Technical Indicators implemented in Python only using Numpy-Pandas as Magic - Very Very Fast! Very tiny! Stock Market Financial Technical Analysis Python library . Quant Trading automation or cryptocoin exchange

Overview

MyTT

Technical Indicators implemented in Python only using Numpy-Pandas as Magic - Very Very Fast! to Stock Market Financial Technical Analysis Python library MyTT.py

Features

  • Innovative application of core tools function,so to writing indicator becomes easy and interesting!
  • Calculate technical indicators (Most of the indicators supported)
  • Produce graphs for any technical indicator
  • MyTT is very very fast! pure numpy and pandas implemented, not need install Ta-lib (talib)
  • MyTT is very simple,only use numpy and pandas even not "for in " in the code
  • Trading automation Quant Trade, Stock Market, Futures market or cryptocoin exchange like BTC
  • Chinese version MyTT Url: https://github.com/mpquant/MyTT
#  ----- 0 level:core tools function ---------

 def MA(S,N):                          
    return pd.Series(S).rolling(N).mean().values   

 def DIFF(S, N=1):         
    return pd.Series(S).diff(N)  
    
 def STD(S,N):              
    return  pd.Series(S).rolling(N).std(ddof=0).values

 def EMA(S,N):               # alpha=2/(span+1)    
    return pd.Series(S).ewm(span=N, adjust=False).mean().values  

 def SMA(S, N, M=1):        #   alpha=1/(1+com)
    return pd.Series(S).ewm(com=N-M, adjust=True).mean().values     

 def AVEDEV(S,N):          
    return pd.Series(S).rolling(N).apply(lambda x: (np.abs(x - x.mean())).mean()).values 

 def IF(S_BOOL,S_TRUE,S_FALSE):  
    return np.where(S_BOOL, S_TRUE, S_FALSE)

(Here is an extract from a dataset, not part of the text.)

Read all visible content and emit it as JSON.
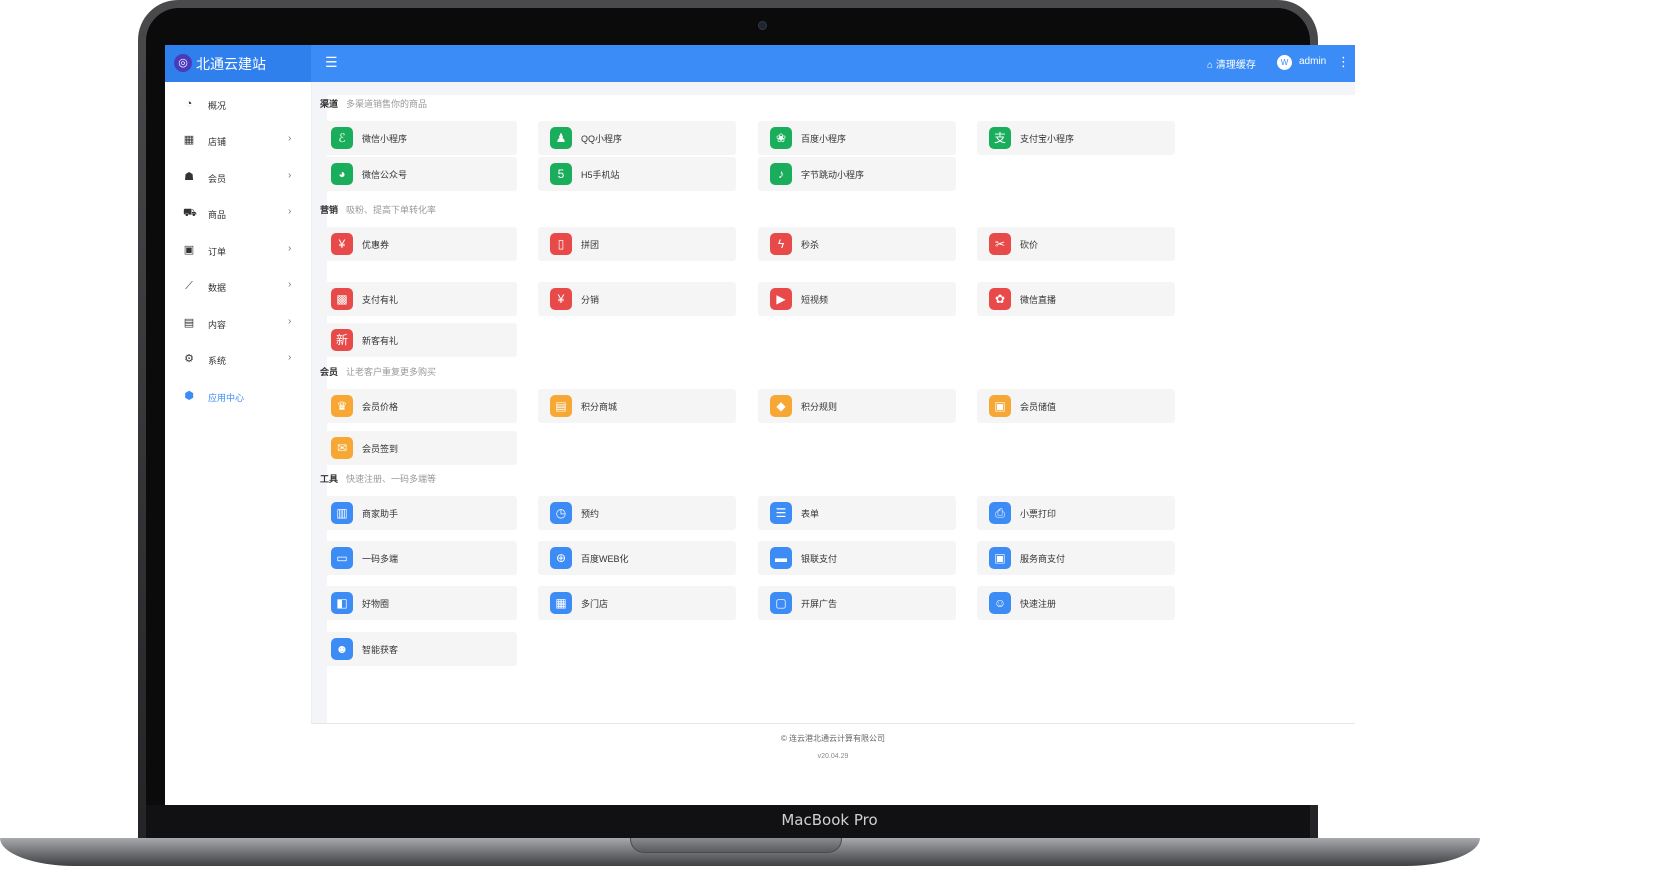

 def SUM(S, N):                   
    return pd.Series(S).rolling(N).sum().values if N>0 else pd.Series(S).cumsum()  

 def HHV(S,N):                   
    return pd.Series(S).rolling(N).max().values     

 def LLV(S,N):            
    return pd.Series(S).rolling(N).min().values    
#-----   1 level: Logic and Statistical function  (only use 0 level function to implemented) -----

def COUNT(S_BOOL, N):                  # COUNT(CLOSE>O, N): 
    return SUM(S_BOOL,N)    

def EVERY(S_BOOL, N):                  # EVERY(CLOSE>O, 5)  
    R=SUM(S_BOOL, N)
    return  IF(R==N, True, False)
  
def LAST(S_BOOL, A, B):                   
    if A<B: A=B                        #LAST(CLOSE>OPEN,5,3)  
    return S_BOOL[-A:-B].sum()==(A-B)    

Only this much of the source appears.